Sénégal

Solidarité et cohésion grâce aux calebasses

06.05.2022
Les chargé·e·s de programmes pays d’Action de Carême rendent régulièrement visite aux projets qu’ils et elles encadrent. Si, d’un côté, il est question de prendre des nouvelles sur l’avancement des projets, l’objectif principal est de s’assurer que les personnes bénéficiaires améliorent concrètement leur situation. Lors de son dernier voyage au Sénégal et à l’occasion d’une rencontre avec des groupes de solidarité, Vreni Jean-Richard a vécu une expérience unique dans un village de Casamance.

Un rapport de Vreni Jean-Richard, responsable du programme Sénégal

Une trentaine de femmes et une quinzaine d’hommes nous attendaient au village. J’étais étonnée par la forte représentation des hommes, dont faisaient partie le doyen ainsi que le chef du village, deux enseignants, l’imam et différents membres de la calebasse. Il y avait également des enfants plus âgés, alors qu’ils auraient dû être à l’école à ce moment-là. Lors des présentations, il s’est avéré que le chef du village et l’un des deux enseignants étaient eux-mêmes membres de la calebasse. Les enseignants avaient délibérément emmené leurs élèves à cette rencontre afin de leur apprendre quelque chose sur le village et son développement. Je n’avais encore jamais vécu une telle expérience lors d’un voyage sur le terrain. Les responsables du projet et de la coordination étaient à leur tour très impressionnés. Cette rencontre villageoise en Casamance, à laquelle tout le village s’était donné rendez-vous, était d’autant plus surprenante qu’à l’échelle nationale plus de 90 % des membres des groupes de calebasses* sont des femmes. « Ce n’est pas un groupe de calebasse à l’intérieur du village… Tout le village est réuni dans une calebasse ! », me suis-je dit en voyant tout ce monde. Même des membres du village voisin avaient fait le déplacement. Les deux villages s’étaient réunis en ce que l’on appelle un « réseau de proximité ».

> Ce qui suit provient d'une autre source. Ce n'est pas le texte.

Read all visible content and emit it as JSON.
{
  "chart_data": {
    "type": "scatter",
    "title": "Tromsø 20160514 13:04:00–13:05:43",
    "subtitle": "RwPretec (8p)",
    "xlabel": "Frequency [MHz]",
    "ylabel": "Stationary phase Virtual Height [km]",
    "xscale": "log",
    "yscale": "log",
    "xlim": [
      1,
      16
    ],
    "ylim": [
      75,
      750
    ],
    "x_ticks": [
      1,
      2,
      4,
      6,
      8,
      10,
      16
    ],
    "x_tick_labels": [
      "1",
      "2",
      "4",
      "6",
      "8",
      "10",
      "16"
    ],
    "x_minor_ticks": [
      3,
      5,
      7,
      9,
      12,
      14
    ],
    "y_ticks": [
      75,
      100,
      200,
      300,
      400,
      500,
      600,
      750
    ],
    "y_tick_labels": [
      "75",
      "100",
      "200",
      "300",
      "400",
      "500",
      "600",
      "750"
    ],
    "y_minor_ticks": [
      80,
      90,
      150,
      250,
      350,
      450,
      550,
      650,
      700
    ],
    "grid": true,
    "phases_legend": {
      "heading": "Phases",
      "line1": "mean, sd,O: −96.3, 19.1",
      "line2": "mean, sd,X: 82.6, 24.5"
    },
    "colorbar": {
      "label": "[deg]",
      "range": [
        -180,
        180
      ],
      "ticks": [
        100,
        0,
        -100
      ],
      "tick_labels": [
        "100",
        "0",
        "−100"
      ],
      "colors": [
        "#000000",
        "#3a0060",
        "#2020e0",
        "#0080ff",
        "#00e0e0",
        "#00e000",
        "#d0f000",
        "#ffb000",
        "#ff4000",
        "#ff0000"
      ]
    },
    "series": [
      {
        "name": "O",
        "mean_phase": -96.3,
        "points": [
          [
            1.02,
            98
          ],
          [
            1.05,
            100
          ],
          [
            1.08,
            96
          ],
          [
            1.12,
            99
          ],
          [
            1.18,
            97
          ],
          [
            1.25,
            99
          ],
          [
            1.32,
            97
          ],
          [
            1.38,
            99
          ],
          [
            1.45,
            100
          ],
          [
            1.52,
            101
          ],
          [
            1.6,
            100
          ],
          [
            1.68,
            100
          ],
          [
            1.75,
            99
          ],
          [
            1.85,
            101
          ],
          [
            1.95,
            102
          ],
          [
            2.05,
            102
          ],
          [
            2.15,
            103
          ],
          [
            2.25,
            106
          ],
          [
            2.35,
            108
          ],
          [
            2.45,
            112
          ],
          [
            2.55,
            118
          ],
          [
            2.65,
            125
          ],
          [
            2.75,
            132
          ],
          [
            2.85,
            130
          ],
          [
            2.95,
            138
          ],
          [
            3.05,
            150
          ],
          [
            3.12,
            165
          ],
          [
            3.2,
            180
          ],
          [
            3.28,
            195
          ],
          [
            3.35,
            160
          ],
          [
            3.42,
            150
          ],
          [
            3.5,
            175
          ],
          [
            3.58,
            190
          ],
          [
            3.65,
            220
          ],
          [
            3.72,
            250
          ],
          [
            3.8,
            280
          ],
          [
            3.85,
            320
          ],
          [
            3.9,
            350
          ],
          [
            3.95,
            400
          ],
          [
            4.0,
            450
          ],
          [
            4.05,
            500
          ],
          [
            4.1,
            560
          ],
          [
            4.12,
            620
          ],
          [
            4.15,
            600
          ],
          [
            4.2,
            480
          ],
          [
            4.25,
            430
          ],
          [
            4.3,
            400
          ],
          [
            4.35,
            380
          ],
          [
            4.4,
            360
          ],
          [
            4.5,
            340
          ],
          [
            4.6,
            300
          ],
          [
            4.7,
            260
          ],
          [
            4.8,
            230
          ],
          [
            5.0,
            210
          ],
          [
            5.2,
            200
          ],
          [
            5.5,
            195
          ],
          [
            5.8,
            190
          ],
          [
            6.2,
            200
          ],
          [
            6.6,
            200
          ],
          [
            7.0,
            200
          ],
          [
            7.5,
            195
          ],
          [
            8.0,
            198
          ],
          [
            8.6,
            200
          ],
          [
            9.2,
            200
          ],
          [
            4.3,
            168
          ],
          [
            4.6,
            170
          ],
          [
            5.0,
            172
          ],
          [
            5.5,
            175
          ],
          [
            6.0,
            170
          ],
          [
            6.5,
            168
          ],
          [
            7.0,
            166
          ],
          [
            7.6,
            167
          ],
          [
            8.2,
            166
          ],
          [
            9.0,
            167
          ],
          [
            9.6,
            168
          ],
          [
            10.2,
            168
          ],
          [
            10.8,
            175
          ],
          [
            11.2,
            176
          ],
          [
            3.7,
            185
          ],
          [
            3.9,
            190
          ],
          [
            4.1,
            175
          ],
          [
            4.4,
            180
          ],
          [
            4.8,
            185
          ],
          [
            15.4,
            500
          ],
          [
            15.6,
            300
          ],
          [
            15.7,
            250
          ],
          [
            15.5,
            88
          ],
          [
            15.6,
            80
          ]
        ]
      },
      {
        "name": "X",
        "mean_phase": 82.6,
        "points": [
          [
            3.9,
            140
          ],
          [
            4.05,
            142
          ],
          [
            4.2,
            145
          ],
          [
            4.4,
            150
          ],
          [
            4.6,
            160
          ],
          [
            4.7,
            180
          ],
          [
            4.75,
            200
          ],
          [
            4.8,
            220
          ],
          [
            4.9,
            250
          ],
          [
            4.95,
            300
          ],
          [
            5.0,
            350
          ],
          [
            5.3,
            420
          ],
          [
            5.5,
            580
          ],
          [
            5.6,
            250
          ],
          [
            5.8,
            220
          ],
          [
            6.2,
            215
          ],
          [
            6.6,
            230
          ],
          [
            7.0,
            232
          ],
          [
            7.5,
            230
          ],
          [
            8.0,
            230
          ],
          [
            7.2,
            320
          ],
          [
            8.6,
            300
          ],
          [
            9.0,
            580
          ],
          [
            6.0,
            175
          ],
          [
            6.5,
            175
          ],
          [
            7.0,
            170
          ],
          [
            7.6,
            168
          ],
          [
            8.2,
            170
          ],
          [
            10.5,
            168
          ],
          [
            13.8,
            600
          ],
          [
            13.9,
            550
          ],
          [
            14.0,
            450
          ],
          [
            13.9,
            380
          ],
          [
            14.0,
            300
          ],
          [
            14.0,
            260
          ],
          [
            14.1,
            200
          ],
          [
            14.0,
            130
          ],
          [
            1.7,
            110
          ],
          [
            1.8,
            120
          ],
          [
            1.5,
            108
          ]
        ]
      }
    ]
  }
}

Plus de sécurité grâce aux calebasses

Il y a quelques années encore, Susanne Madjia devait abandonner sa famille pendant la saison sèche pour gagner sa vie dans une production de poisson au Cap-Skirring, situé à l’extrémité sud-ouest du Sénégal. Aujourd’hui, grâce aux activités économiques des réseaux de calebasses, elle peut rester au village toute l’année et subvenir à ses besoins ainsi qu’à ceux de sa famille. Elle est désormais vice-présidente du réseau qui réunit toutes les calebasses de la région. Il s’agit de la première organisation partenaire au Sénégal à avoir transformé un réseau en coopérative. Les membres peuvent contracter des crédits sans intérêt à partir des fonds qu’ils ont épargnés ensemble. Des réunions régulières leur permettent également d’acquérir de nouvelles compétences et d’accroître leur indépendance économique.

Plus de cohésion grâce aux réseaux de proximité

Lors de la visite, les villageoises et villageois nous ont montré la préparation du savon qu’ils fabriquent eux-mêmes. Comme les liquides avaient été préparés déjà la veille, il ne restait plus qu’à les mélanger. On m’a dit qu’il était important de ne mélanger que dans un sens. Le produit final a été versé dans 35 petits pots que l’on a ensuite stockés pour une durée d’au moins dix jours. La production du savon a été très rapide, car nous ne voulions pas attirer l’attention de la police. En effet, en raison des attaques récurrentes des séparatistes en Casamance, les autorités se rendent rapidement sur place lors de la formation de rassemblements importants. En période de troubles, lorsque la méfiance mutuelle est grande, les gens sont plus facilement soupçonnés de soutenir les rebelles. Dans ce contexte difficile, le réseau de proximité mis en place par l’organisation partenaire a permis aux villages de se rapprocher et de nouer des liens amicaux. Les calebasses et les réseaux ont ainsi apporté une contribution importante à la cohésion. Selon l’un des aînés, les relations entre les villages qui, ces dernières années, menaçaient de disparaître, sont aujourd’hui meilleures que jamais.

À la fin de la visite, les femmes ont calculé le prix de vente du savon, qui dépend toujours des ingrédients utilisés. Actuellement, le beurre de karité est très cher. Pour terminer, les recettes de la calebasse ont été partagées : 75% ont été comptabilisés pour le réseau de proximité et 25% ont été remis, comme le veut la tradition, au groupe de calebasse hôte.

Les groupes de solidarité au Sénégal s’appellent des calebasses, qui doivent leur nom au récipient dans lequel les membres du groupe collectent les contributions financières volontaires pendant leurs réunions : la moitié d’une calebasse séchée.